As phones, headphones and smartwatches and other devices introduced wireless charging capabilities, users of these electronic devices to charge more and more conveniently. But limited by the distance of wireless charging, the wireless charging function does not fully play its role.
According to an Aug. 30 report by Optica, the leading open source journal of the Optical Society of America, a team of researchers at South Korea’s Sejong University has developed a new system that uses an infrared laser to wirelessly transmit 400 mW of light power up to 100 feet (about 30 meters) away through a receiver that converts that energy into 85 mW of electricity, meaning that users can charge their phones and other devices as long as they are in the room equipped with the system. This means that users can charge their cell phones and other devices as long as they are in the room with the system.

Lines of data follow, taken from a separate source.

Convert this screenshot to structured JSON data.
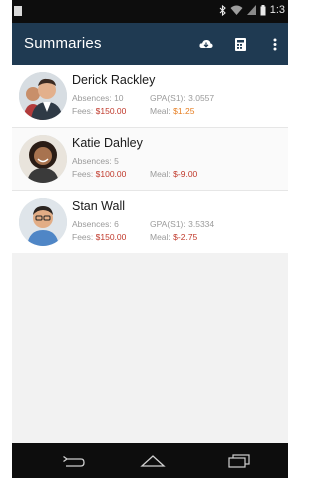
{
  "status_bar": {
    "time": "1:3"
  },
  "app_bar": {
    "title": "Summaries",
    "actions": [
      "cloud-download-icon",
      "calculator-icon",
      "overflow-menu-icon"
    ]
  },
  "students": [
    {
      "name": "Derick Rackley",
      "absences_label": "Absences:",
      "absences": "10",
      "gpa_label": "GPA(S1):",
      "gpa": "3.0557",
      "fees_label": "Fees:",
      "fees": "$150.00",
      "meal_label": "Meal:",
      "meal": "$1.25",
      "meal_color": "#e67e22",
      "avatar_icon": "student-avatar-1"
    },
    {
      "name": "Katie Dahley",
      "absences_label": "Absences:",
      "absences": "5",
      "gpa_label": "",
      "gpa": "",
      "fees_label": "Fees:",
      "fees": "$100.00",
      "meal_label": "Meal:",
      "meal": "$-9.00",
      "meal_color": "#c0392b",
      "avatar_icon": "student-avatar-2"
    },
    {
      "name": "Stan Wall",
      "absences_label": "Absences:",
      "absences": "6",
      "gpa_label": "GPA(S1):",
      "gpa": "3.5334",
      "fees_label": "Fees:",
      "fees": "$150.00",
      "meal_label": "Meal:",
      "meal": "$-2.75",
      "meal_color": "#c0392b",
      "avatar_icon": "student-avatar-3"
    }
  ],
  "colors": {
    "app_bar": "#1f3a52",
    "status_bar": "#0d0d0d",
    "money_red": "#c0392b",
    "money_orange": "#e67e22"
  },
  "nav_bar": {
    "buttons": [
      "back-icon",
      "home-icon",
      "recents-icon"
    ]
  }
}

According to the report, the wireless charging system consists of two main parts: a transmitter that can be installed in the room, and a receiver that can be integrated into electronic devices. The transmitter is an optical power source that uses an erbium-doped fiber amplifier to produce an infrared beam with a central wavelength of 1550 nm.
The team says the system can automatically align and charge the emitter and receiver as long as they are within each other’s reception range. If an object or person blocks the transmission path, the system will automatically shift to a safe, low-power transmission mode.
Jinyong Ha, head of the research team, said that the system to wirelessly power devices such as phones or tablets, the user will no longer need to carry a power cord. In addition, the system can also power a variety of smart devices, such as Internet of Things (loT) devices in the home and devices used to monitor production conditions in factories.
The research team is working to make the system more practical, such as improving the efficiency of photovoltaic cells, so that they can better convert light energy into electricity. In addition, the team hopes to develop a new method that will allow the system to charge multiple receivers at the same time.